Time to learn what this thing actually was.

He focused on the main dashboard. Tabs expanded, each one a doorway into a different function:

[TERRITORY] — Claim and manage locations. Requires physical presence. Build structures, generate resources, grow populations.

[CONSTRUCTION] — Build defensive, economic, and research structures within claimed territories. Uses Mandate Points. Construction times vary.]

[HEROES] — Recruit exceptional individuals. Cost scales with target's value and influence. Recruited heroes gain enhanced abilities and loyalty bonding.]

[WAR COUNCIL] — Strategic threat assessment. Tracks galaxy-level events and provides countdown timers for major crises.]

[RESOURCES] — Current stockpile. Mandate Points: 14/100. Regeneration: 1/hour (base rate increases with territory and achievements).]

Simple enough. A strategy game interface grafted onto reality. Claim territory, build structures, recruit powerful people, prepare for war. The Mandate Points were currency — spent on construction, recruitment, and upgrades. Earned through achievements and territory management.

"Kingdom building. In Mass Effect. With three years until the Reapers start their invasion."

He opened the War Council tab.

[WAR COUNCIL — ACTIVE THREATS]

[THREAT LEVEL: EXTINCTION]

[REAPER INVASION — ESTIMATED ARRIVAL: 3.2 YEARS]

[CURRENT GALACTIC READINESS: 2%]

[CYCLE BREAKER ASSETS: 0]

[RECOMMENDATION: BEGIN TERRITORIAL ACQUISITION IMMEDIATELY]

Three point two years.
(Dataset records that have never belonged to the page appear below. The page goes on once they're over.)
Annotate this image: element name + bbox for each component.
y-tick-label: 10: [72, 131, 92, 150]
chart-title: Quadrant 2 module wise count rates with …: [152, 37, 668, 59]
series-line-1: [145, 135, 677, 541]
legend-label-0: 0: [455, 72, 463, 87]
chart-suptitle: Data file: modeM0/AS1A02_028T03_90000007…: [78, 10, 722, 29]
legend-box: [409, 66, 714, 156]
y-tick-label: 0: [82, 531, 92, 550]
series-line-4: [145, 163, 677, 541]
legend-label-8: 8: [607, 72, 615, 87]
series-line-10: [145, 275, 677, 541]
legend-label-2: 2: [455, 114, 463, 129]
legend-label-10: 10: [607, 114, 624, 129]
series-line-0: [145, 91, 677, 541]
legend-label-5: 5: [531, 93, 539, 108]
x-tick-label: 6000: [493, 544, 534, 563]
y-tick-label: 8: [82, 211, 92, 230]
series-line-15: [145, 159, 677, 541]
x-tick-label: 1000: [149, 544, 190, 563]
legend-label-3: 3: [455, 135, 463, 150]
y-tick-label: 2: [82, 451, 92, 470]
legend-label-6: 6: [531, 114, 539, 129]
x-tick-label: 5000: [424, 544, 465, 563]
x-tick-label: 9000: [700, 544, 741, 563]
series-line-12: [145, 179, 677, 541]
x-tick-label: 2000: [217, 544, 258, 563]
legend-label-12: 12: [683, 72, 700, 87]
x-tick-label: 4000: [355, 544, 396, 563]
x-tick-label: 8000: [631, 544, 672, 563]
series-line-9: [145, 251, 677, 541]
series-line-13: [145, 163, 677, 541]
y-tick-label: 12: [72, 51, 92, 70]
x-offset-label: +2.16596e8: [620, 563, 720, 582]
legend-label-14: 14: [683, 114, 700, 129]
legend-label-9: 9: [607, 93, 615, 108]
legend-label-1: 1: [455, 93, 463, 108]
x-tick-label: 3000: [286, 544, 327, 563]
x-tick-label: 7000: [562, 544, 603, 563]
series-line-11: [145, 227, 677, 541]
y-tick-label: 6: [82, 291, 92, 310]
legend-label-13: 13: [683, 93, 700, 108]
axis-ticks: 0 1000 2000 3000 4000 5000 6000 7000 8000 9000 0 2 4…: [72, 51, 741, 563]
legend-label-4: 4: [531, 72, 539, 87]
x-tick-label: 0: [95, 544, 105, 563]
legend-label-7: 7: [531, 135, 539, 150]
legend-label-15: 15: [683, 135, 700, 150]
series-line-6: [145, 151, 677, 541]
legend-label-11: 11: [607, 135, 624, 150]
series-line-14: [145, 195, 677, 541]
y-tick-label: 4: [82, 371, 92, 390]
The number branded itself into his brain. One thousand, one hundred and sixty-eight days, give or take. Before Sovereign attacked the Citadel. Before the Collectors started harvesting colonies. Before Earth burned.

He closed the War Council. The number didn't disappear. It pulsed in the corner of his vision like a second heartbeat — soft, persistent, impossible to ignore.

[BINDING PROGRESS: 22%]

[WARNING: BINDING INCOMPLETE. SYSTEM FUNCTIONALITY LIMITED. AVOID EXCESSIVE MP EXPENDITURE UNTIL BINDING REACHES 100%.]

The migraine spiked. He pressed the heel of his palm against his eye socket until stars bloomed.

A photo from Webb's personal effects sat on the bedside table. Sara and Emma, smiling at a camera Webb had been holding. A family that belonged to a man who didn't exist anymore, taken by a stranger wearing his face.

Nolan turned the photo face-down.

The War Council timer pulsed. 3.2 years. The fluorescent lights hummed. The guard's shadow shifted outside the curtain.

---

Morning came with discharge papers and new orders.

The nurse handed him a datapad while he was pulling on Webb's boots. Administrative Leave, Pending Review. Effective immediately. Report to no duty station. Maintain availability for follow-up investigation.

"You're free to go, Lieutenant. Light duty. No strenuous activity for seventy-two hours."

"And the surveillance?"

She blinked. "What surveillance?"

Nolan glanced at the guard outside the curtain. The guard who was still there, still pretending to read.

"Never mind."

He walked out of the hospital into Eden Prime's pale morning light. The colony of Constant spread below the medical district — prefab housing, commercial strips, a spaceport humming with shuttle traffic. Ordinary. Peaceful. Three years from a Geth invasion that would turn it into a graveyard.

The War Council timer pulsed in his peripheral vision, patient and merciless.

[3.2 YEARS REMAINING]

His omni-tool buzzed. New message.

FROM: ALLIANCE INTELLIGENCE — EDEN PRIME DIVISION RE: Follow-up Interview — Scheduled March 19, 2180 Agent Harlow requests your continued availability.

Nolan deleted the notification and started walking. He needed clothes that weren't a hospital gown over fatigues. He needed food. He needed a plan.

The timer pulsed. Every second counted, and he was standing still.